A crise dos sistemas iliberais também pode derivar de sua baixa flexibilidade, de sua dificuldade de responder com criatividade e presteza às demandas e expectativas da sociedade. O iliberalismo tem poucos recursos adaptativos e tende a pagar preço alto ao imobilismo, mesmo que tentando apresentar o “não fazer nada” como cálculo político, astúcia do chefe ou heranças malditas. Governos iliberais desprezam a inteligência e a cultura, costumam ser pobres de quadros técnicos e administrativos. Atraem colaboradores que aceitam, sem dilemas morais, o papel de subalternos silentes do chefe. A formação de equipes de baixo nível e de entourages de aduladores torna-se, com o tempo, um fator adicional de desgaste e exaustão.
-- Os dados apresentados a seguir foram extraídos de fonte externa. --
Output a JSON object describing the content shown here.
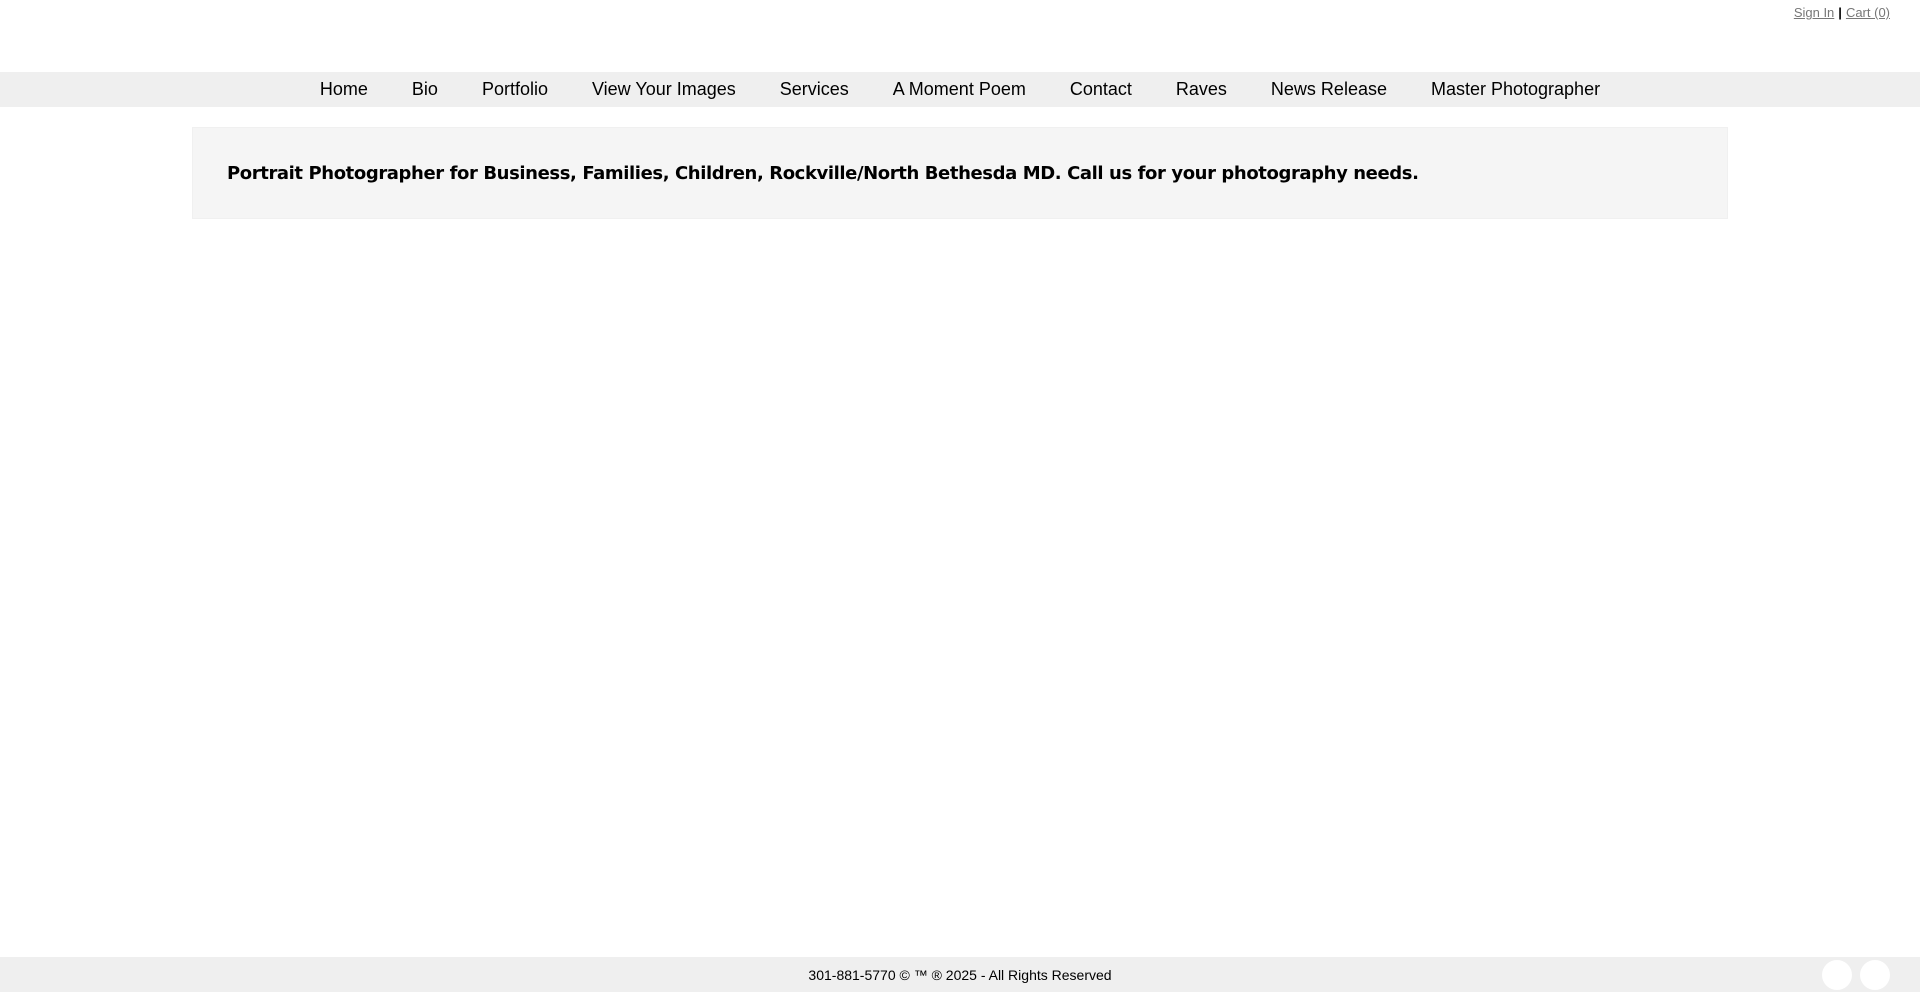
{
  "utility": {
    "sign_in": "Sign In",
    "separator": "|",
    "cart": "Cart (0)"
  },
  "nav": {
    "items": [
      {
        "label": "Home"
      },
      {
        "label": "Bio"
      },
      {
        "label": "Portfolio"
      },
      {
        "label": "View Your Images"
      },
      {
        "label": "Services"
      },
      {
        "label": "A Moment Poem"
      },
      {
        "label": "Contact"
      },
      {
        "label": "Raves"
      },
      {
        "label": "News Release"
      },
      {
        "label": "Master Photographer"
      }
    ]
  },
  "main": {
    "tagline": "Portrait Photographer for Business, Families, Children, Rockville/North Bethesda MD. Call us for your photography needs."
  },
  "footer": {
    "text": "301-881-5770 © ™ ® 2025 - All Rights Reserved",
    "icons": [
      "social-icon",
      "social-icon"
    ]
  },
  "colors": {
    "nav_background": "#efefef",
    "tagline_background": "#f5f5f5",
    "link_gray": "#777777"
  }
}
O iliberalismo não caiu do céu nem foi inventado pela “genialidade” deste ou daquele líder. É uma das traduções possíveis do mundo tresloucado em que vivemos, deste “tempo de governantes incidentais”, como bem definiu o cientista político Sérgio Abranches. Sociedades capitalistas complexas, que giram como bólidos fora de controle e não conseguem produzir vida coletiva sustentável, porque tudo está em transição e em mudança acelerada, precisam de tempo para encontrar os eixos que as estabilizem. Os iliberais trabalham enquanto esses eixos não são encontrados.

Os cidadãos que valorizam a democracia precisam, por isso, não somente combater as estripulias autoritárias dos iliberais, mas atuar para defender o sistema democrático, corrigindo suas falhas e criando condições para que o pluralismo político e a diversidade ideológica não o paralisem.


Publicado em O Estado de S. Paulo, edição impressa, 28/05/2022, p. A8.